A report in The Economic Times said this week that companies are seeking a 10-15% increase in prices of beer. While some states like Telangana and Haryana have increased prices, the others are yet to follow suit.
While governments have moved to rationalise taxes, companies want more. Liquor is still not under the Goods and Services Tax (GST) regime, and states continue to levy excise, VAT and other taxes like gallonage fee and licence fee under the old regime.
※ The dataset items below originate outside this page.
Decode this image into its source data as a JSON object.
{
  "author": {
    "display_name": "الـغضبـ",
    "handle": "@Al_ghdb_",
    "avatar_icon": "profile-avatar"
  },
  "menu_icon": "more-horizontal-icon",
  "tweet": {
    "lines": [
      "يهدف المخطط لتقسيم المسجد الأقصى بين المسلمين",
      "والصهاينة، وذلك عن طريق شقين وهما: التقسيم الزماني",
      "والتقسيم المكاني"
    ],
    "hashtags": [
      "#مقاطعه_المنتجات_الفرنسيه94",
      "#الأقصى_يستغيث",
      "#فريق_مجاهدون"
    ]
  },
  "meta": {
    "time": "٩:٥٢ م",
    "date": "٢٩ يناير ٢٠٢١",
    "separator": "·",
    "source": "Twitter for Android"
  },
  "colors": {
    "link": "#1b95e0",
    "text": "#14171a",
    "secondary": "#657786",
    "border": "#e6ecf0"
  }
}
As a result, up to 70% of the cost that the consumer pays, still goes into state coffers.
So, if there is a budget deficit, the government tries to get more money from the industry. And, if for political reasons it is so required, sale of alcohol is either banned or restricted.
Moreover, each of the 28 states of India lists down its own set of rules. For instance, liquor is prohibited in Gujarat and Bihar whereas Kerala and Tamil Nadu have imposed various restrictions on alcohol consumption.
Then there is the question of home delivery of alcohol. While a handful of states have begun allowing home delivery of alcohol via online apps like Swiggy, others have not, despite lobbying by the liquor industry.
Still, taxation and other restrictions aside, liquor consumption is not slowing down anytime soon. That’s good news for liquor stocks.